According to the National Institute of Mental Health, women have twice the incidence of anxiety disorders. Men have three times the incidence of learning disorders, autism and attention-deficit disorder. The NIMH says while the disparity is indirect evidence of hormonal, biological, social, cultural and developmental factors, "an increasing body of basic and clinical research also provides evidence of neurobiological sex differences."
So what if women are different? What does it mean if we are? The question of gender difference is not a popular question in sports, for the same reason it's not a popular one in academics. It provokes a lot of anxiety. If you say that women aren't totally like men in their abilities and their interests, it could be taken to mean that they are somehow inferior. Unequal. Equality, in the minds of some, has to mean utter equivalence.
But to me the real trouble lies not in the possibility of difference, but in the anxiety over it that requires stamping out all useful discussion of it.
The other night I sat next to Mike Wilbon at the Washington Wizards game. While we watched Gilbert Arenas put up 33 points and nine assists, I started laughing and said, "Do you realize that you and I may not be watching the same game?"
Wilbon snorted. "Two people can watch a game and see different things," he said. "They don't have to be male and female to watch a game differently."
I paused to think.
"That," I said, "is an incredibly inconvenient observation."
But that's just the point when it comes to any consideration of gender difference. It's inconvenient, and that's what makes it interesting. There are no neat answers to these questions. Researchers are reluctant to draw any definite conclusions about gender, genetics and aptitudes, because as soon as they do, they are contradicted by the unpredictable behavior of . . . men and women. When it comes to behavior, you can find as many differences within the sexes as between them.
Here is my own pet theory, based on 20 years of writing about everything from figure skating to Super Bowls alongside predominately male colleagues.

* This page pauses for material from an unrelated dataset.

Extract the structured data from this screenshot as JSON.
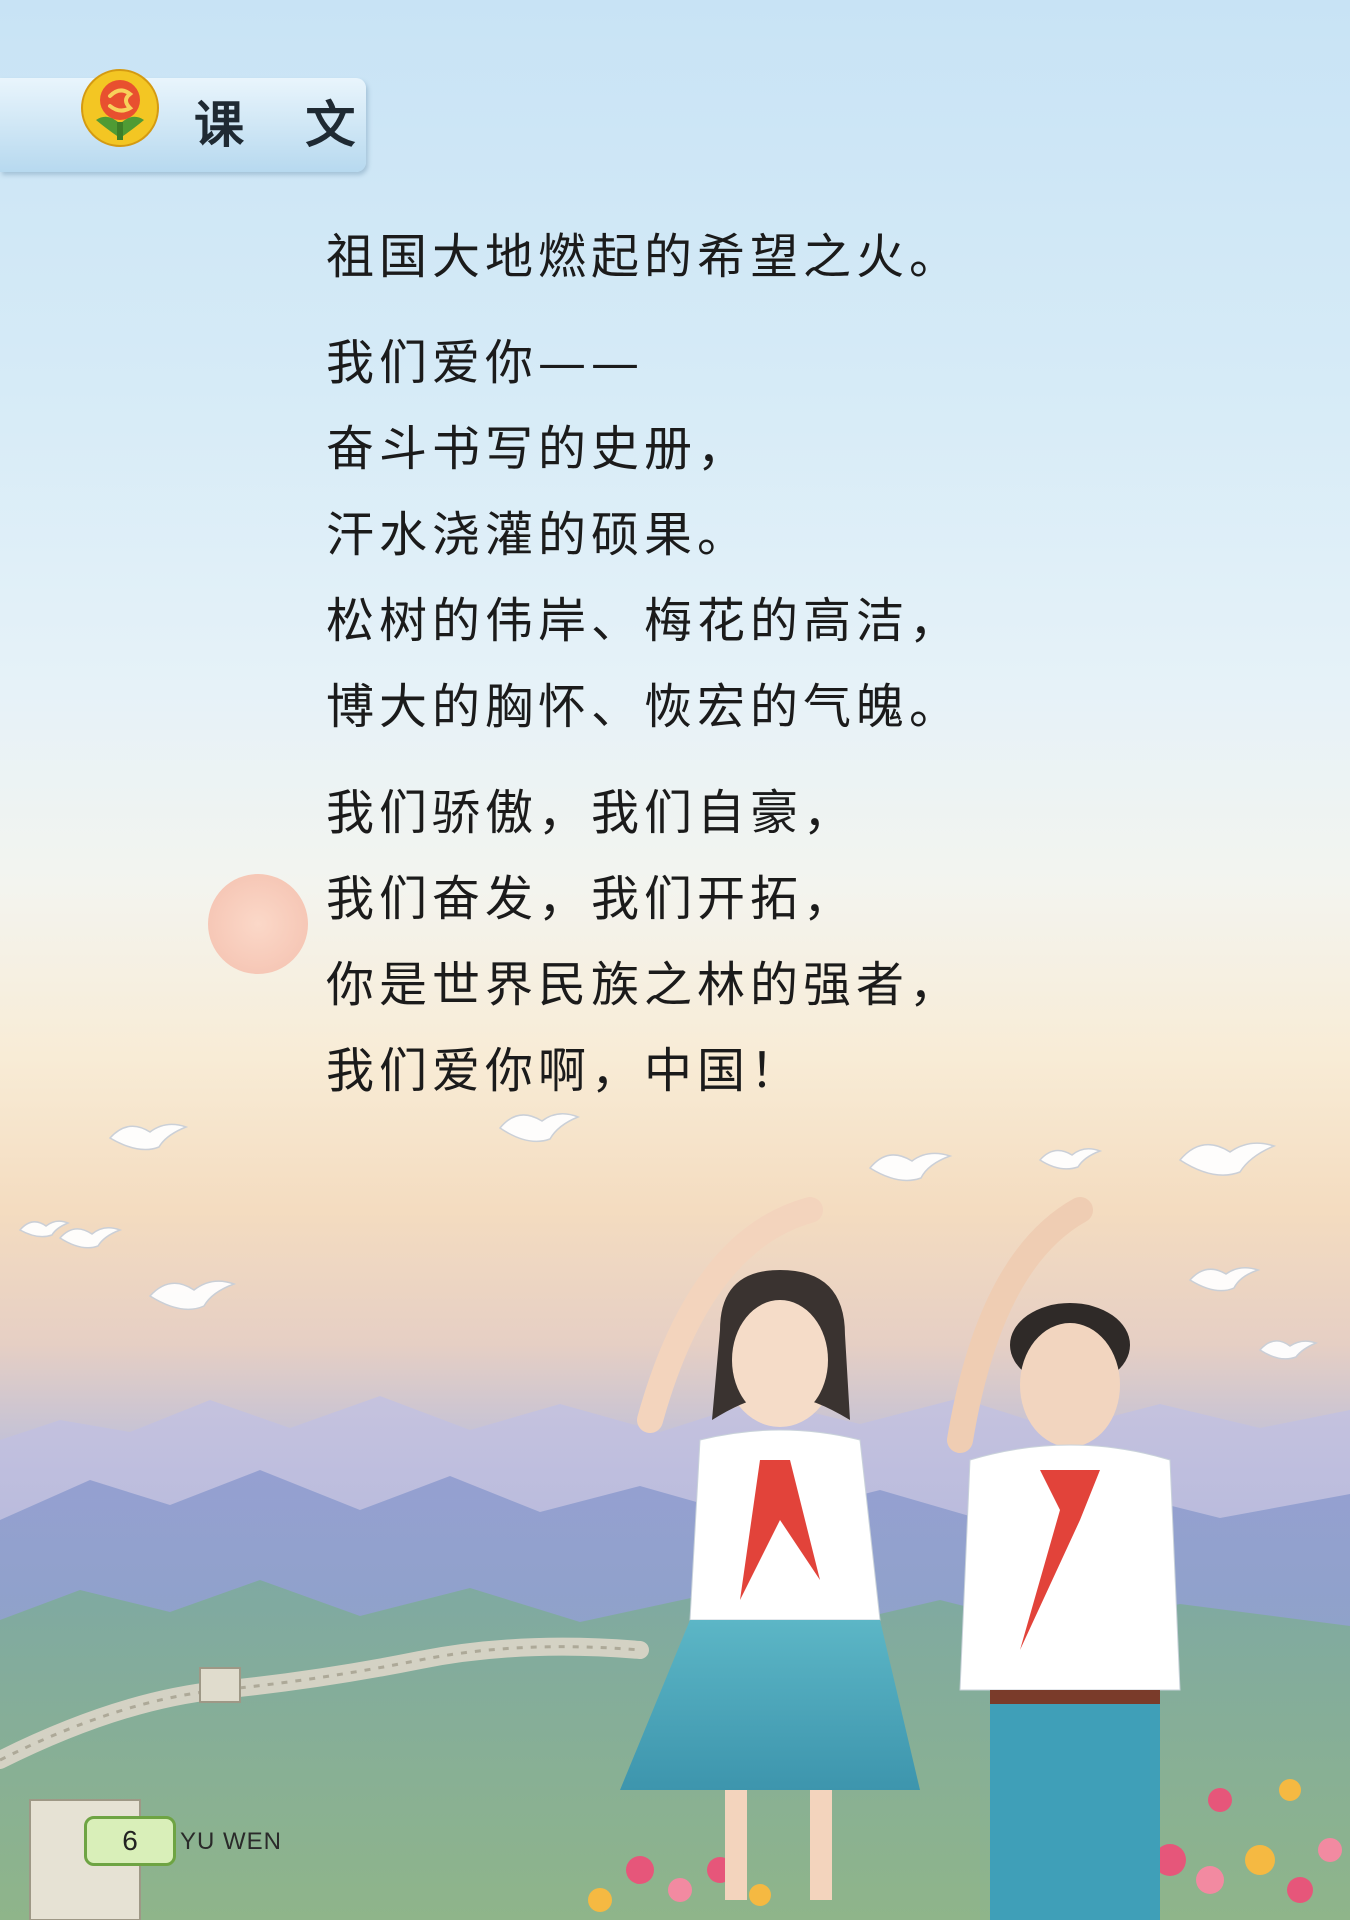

It could be that women possess a kind of left-handedness -- a slight intellectual, chemical, biological, social, and cultural difference, one that gives us our own set of aptitudes and perceptions, and that, like left-handedness in sports, is not an inferiority but can in fact be an asset, especially in fields dominated by "right-handers." And it could be that just now, we're learning to use those perceptions unselfconsciously and without anxiety.
Here is one last interesting scientific tidbit. "Brain research has indicated that experience," says the National Institute of Mental Health, "can modify brain structure and function."
That, too, is inconvenient -- but interesting. A lot more interesting than some lame idea of sameness.